GRK2 modulates in vivo tumor growth in a kinase-dependent manner by regulating proliferative and apoptotic pathways. (a) MCF7tet-GRK2wt or -GRK2-K220R cells pre-treated with tetracycline or vehicle (control) were subcutaneously implanted in doxycycline-treated or un-treated (control) nude mice.

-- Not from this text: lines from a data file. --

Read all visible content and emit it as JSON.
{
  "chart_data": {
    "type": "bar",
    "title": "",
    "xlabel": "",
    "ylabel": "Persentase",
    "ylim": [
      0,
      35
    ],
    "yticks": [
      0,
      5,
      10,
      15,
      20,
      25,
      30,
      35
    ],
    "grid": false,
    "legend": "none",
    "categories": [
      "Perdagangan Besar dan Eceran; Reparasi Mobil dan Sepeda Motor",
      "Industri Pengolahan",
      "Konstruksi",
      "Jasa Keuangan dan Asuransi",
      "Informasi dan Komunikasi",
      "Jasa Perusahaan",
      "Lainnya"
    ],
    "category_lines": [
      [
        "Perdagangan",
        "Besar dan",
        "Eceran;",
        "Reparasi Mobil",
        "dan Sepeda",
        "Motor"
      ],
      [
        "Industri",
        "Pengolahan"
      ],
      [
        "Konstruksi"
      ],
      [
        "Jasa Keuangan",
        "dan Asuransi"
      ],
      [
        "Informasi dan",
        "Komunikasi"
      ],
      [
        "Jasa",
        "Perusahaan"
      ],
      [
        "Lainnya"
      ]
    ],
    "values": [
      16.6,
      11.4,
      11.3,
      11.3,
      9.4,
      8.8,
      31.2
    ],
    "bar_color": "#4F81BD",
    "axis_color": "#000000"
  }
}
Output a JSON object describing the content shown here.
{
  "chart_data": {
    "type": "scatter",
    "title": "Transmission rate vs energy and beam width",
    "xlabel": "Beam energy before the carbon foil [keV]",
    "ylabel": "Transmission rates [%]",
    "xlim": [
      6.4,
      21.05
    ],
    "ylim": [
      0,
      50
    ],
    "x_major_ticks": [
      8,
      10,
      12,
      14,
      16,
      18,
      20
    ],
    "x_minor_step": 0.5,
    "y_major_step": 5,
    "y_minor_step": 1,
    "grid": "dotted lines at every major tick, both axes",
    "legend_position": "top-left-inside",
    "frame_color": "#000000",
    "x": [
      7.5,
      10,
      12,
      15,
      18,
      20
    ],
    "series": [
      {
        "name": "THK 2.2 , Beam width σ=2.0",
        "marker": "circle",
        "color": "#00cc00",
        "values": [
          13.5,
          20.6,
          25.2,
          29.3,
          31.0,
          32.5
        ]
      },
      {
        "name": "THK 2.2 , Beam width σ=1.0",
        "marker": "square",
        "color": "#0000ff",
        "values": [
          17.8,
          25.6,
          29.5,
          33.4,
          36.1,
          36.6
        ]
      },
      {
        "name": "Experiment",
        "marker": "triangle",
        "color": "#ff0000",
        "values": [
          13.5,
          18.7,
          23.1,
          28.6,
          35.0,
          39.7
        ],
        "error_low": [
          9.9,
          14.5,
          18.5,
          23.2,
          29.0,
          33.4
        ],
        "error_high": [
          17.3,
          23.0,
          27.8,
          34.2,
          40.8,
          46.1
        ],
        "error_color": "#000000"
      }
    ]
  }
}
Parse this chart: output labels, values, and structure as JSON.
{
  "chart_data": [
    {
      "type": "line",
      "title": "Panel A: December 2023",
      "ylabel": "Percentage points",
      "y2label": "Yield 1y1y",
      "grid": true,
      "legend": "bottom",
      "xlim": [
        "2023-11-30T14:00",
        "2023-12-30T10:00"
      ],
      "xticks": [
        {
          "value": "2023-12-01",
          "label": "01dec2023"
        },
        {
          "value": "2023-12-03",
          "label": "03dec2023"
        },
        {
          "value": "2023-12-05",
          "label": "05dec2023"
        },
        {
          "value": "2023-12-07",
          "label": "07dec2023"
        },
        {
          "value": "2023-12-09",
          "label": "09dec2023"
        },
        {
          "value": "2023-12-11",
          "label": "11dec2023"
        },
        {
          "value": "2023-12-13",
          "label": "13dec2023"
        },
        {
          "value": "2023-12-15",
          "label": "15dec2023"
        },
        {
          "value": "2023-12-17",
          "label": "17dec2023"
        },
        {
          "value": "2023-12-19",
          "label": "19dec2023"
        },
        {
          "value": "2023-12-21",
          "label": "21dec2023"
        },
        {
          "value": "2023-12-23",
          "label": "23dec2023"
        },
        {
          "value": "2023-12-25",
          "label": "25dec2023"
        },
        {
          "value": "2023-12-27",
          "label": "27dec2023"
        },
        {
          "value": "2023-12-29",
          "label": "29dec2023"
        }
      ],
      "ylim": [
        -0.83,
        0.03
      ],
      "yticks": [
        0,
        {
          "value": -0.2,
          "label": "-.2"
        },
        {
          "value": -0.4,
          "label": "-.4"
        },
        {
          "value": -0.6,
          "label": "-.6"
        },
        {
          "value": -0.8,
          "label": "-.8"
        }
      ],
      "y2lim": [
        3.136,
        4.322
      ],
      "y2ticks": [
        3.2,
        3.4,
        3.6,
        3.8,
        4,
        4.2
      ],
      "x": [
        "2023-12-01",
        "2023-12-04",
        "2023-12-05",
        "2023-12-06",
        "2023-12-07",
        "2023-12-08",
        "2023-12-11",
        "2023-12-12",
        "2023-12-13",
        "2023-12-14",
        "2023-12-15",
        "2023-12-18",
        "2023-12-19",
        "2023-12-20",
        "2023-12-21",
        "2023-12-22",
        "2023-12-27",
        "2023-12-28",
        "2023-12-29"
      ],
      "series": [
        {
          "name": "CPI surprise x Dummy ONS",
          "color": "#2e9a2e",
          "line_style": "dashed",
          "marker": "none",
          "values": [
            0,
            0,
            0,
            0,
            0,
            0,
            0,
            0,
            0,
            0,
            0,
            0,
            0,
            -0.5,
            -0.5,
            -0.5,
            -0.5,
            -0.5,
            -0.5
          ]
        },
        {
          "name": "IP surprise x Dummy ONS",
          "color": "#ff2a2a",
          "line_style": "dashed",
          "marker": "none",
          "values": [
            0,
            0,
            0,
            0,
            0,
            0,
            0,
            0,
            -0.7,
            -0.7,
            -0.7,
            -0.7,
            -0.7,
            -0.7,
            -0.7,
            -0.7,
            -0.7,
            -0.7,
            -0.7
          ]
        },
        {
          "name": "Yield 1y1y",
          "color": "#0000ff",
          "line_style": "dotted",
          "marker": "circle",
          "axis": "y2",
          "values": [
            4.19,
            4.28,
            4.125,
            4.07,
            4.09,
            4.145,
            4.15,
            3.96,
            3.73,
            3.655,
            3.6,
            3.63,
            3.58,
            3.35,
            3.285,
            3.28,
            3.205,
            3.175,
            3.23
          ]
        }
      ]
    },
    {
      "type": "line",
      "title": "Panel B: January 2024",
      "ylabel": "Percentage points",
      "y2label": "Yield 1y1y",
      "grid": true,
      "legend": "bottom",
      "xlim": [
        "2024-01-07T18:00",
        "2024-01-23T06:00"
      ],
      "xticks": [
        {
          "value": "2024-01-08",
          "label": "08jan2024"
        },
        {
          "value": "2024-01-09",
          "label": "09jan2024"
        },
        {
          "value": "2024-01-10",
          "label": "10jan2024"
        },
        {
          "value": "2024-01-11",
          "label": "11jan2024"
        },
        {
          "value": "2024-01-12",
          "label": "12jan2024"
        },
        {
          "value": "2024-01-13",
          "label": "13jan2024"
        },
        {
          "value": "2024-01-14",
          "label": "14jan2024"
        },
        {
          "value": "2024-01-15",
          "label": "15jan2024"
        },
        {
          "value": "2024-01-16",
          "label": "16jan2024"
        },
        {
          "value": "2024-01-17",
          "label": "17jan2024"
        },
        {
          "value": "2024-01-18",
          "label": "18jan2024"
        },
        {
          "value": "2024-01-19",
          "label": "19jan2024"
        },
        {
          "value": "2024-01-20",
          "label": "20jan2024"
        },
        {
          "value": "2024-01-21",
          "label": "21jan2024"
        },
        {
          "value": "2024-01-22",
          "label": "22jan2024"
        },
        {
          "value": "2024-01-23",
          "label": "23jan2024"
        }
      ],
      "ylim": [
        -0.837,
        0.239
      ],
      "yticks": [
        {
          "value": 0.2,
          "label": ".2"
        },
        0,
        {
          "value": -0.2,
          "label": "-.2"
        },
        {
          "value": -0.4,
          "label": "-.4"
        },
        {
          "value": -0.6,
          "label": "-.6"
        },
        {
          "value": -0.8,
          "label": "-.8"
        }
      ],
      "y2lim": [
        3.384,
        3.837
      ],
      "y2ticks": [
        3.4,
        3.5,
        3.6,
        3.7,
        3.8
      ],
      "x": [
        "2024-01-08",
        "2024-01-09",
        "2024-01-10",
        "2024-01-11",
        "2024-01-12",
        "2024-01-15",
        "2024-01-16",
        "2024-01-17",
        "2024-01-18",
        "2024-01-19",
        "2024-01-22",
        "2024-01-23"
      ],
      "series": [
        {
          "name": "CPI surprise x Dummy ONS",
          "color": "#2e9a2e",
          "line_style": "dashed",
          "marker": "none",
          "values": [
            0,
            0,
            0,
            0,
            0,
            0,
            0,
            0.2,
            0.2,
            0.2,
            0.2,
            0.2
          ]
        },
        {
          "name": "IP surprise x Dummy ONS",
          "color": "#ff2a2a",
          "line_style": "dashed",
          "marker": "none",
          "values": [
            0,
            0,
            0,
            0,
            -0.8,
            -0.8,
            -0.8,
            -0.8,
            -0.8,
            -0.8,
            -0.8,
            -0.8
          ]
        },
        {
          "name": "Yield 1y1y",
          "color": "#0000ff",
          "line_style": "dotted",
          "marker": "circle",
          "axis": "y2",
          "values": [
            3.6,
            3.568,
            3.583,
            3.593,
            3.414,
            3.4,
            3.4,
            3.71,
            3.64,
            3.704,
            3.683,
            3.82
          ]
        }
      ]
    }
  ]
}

Tumor volume was measured and endpoint tumors were immuno-stained for GRK2, Ki67, p53 and cleaved caspase-3 (b) as described in Materials and Methods. (Scale bar: 100 μm). Data are the mean ± SEM from tumor masses of 6–8 mice per group. (c) Tumor growth was monitored (6–10 mice per condition) in nude mice subcutaneously injected with MCF7 cells infected with the indicated adenoviral constructs and verified for proper GRK2 levels by western blot. (d) Immunohistochemical analysis of GRK2, Ki67, p53 and annexin V expression in sections of tumors 8-days post-injection. (Scale bar: 100 μm). (e) Analysis of the orthotopic growth of MCF7-F5luc cells stably expressing GRK2-wt or a silencing shRNA-GRK2 construct injected in the mammary fat pad of nude mice with Xenogen imaging, using luciferin substrate once per week after implantation of cancer cells. Signals from primary breast tumors at 2, 4 and 6 weeks after implantation are shown. Data are mean ± SEM from 3 to 5 mice per condition. In all panels *p < 0.05 or T p < 0.05, **p < 0.01, ***p < 0.001 compared to control condition.